У желающих тел есть материальность, которой лишен абстрактный разум, но секс в качестве естественного общего знаменателя человеческого начала, как и разум, тоже позволяет абстрагироваться от социальных факторов сознания и материальной жизни, а также, если рассуждать психоаналитически, от всех влияний (культурных, семейных, социальных, экономических, политических, юридических, религиозных и т. д.), которые (фантазматически) встроены в бессознательные аспекты желания и наделяют его артикуляцию историей. Секс также позволяет обойти вопрос о регулировании, присутствующем в артикулировании желания. Сама приписываемая ему свобода несет в себе ограничения, как указывал Фуко[486]
. Более того, желание само по себе не делает людей равными; объяснения сексуального различия, постулирующего смысл мужественности и женственности, может вывести на очень разные — и неравные — пути к реализации.Сексуальное самоопределение — фантазия в той же мере, что и рациональное самоопределение, но между ними есть одно отличие: одно подразумевает целый спектр различных воплощений, второе — единственное мерило исполнения. Если секс — синоним избытка и удовольствия, разум коннотирует дисциплину и контроль. Именно эти качества некогда ценились как выражение рациональности — регулирование и дисциплинированный самоконтроль, — а теперь разоблачаются как репрессивные инструменты исламского фундаментализма, даже когда мусульмане изображаются кровожадными террористами, лишенными морали и сострадания.
Риторика сексуальной эмансипации и гендерного равенства, бросающаяся в глаза в дебатах об «интеграции» мусульман в странах Западной Европы, указывает на более важные изменения в том, как дискурс секуляризма представляет человека. Когда они используются в господствующем дискурсе, эмансипация и равенство стирают различие частного и публичного и привносят в политическую сферу откровенную рыночную логику: рабочая сила заменяется на сексуальную, а освобожденная сексуальность имеет мало общего с требованием репродукции, обычно ассоциирующимся с гетеросексуальными парами.

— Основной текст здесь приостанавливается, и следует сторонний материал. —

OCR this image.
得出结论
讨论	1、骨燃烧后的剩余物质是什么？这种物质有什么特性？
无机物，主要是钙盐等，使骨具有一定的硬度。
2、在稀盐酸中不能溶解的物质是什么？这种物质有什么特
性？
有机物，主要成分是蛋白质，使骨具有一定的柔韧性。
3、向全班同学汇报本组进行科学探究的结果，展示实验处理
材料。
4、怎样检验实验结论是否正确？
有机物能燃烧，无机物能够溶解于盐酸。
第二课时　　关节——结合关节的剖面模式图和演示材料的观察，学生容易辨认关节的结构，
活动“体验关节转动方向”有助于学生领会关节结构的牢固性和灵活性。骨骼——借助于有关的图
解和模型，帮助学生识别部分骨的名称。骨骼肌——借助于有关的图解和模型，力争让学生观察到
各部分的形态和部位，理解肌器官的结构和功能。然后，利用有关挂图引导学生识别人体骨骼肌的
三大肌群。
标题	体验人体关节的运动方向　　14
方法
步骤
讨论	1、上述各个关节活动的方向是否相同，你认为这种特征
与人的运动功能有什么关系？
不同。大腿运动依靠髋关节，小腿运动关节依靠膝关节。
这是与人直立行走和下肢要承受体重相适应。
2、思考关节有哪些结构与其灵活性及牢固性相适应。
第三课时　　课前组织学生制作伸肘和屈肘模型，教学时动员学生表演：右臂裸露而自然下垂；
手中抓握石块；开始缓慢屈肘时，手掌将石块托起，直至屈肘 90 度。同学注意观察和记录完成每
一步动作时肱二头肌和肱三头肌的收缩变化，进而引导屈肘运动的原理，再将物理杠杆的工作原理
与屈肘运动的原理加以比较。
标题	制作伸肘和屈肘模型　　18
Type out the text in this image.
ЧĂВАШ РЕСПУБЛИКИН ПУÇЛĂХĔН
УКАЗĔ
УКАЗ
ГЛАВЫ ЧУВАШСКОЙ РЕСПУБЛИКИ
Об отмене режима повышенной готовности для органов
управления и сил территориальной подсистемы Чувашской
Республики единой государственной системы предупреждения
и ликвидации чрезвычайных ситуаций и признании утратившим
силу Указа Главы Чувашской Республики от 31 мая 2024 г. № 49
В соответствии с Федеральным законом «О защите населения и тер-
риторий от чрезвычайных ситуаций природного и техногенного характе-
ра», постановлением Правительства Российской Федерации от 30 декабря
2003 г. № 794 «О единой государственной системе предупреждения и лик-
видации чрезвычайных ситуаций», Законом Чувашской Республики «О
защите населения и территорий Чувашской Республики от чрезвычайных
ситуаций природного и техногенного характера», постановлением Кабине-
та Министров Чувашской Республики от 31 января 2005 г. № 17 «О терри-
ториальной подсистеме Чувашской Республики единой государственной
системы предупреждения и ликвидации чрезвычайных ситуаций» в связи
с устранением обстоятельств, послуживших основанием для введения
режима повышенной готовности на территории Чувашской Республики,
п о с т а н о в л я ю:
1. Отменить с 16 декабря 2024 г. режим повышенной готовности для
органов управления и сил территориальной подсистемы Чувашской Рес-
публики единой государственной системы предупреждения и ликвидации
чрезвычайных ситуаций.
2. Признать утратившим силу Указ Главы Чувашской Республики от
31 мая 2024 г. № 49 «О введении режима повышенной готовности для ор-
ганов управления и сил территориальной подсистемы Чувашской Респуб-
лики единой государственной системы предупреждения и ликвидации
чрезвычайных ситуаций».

Люди — субъекты и объекты желания, одновременно и потребители, и товар, натурализированные в качестве таковых. Устранение различий между публичным и частным, выход на публичную арену ранее приватных чувств и практик секса не обязательно политизирует секс. Конечно, вопросы репродуктивных прав и признание сексуальности ЛГБТ — это сугубо политический вопрос, но в то же время сама идея, что секс — нечто естественное (и потому досоциальное), способствует деполитизации. Вопрос о том, что считать желанием, снимается с соревнования за его регулирование. Секс и желание, которое его выражает, теряет любые связи с социальными и культурными ценностями, которые его определяют; таким образом, сугубо западное понятие превращается в универсальное.
Различие между действием, мотивированным разумом, и действием, мотивированным желанием, в данном случае имеет первостепенное значение; это различие между политикой и рынком. Государство больше не регулятор, оно — фасилитатор интеракций желающих индивидов. Знак их эмансипации — свобода воплощать и стремиться к исполнению своего желания (в категориях разнообразия удовольствий и вкусов), на каком бы рынке они этим ни занимались[487]
. Такое определение свободы не дает гарантии социального равенства — гендерного или какого-либо другого. Равенство отсылает только к имеющейся у любого индивида возможности действовать в соответствии с его желанием; психические, экономические или социальные пределы этого действия не принимаются во внимание, как и факт того, что то, что считается эмансипированным действием, оценивается в идеализированных западных категориях. И здесь снова полезно процитировать Нортон: «Сексуальная свобода, — пишет она (ссылаясь на Пим Фортин, но в комментарии, который можно применить шире), — стала не метонимией политической свободы, но заменой для нее»[488].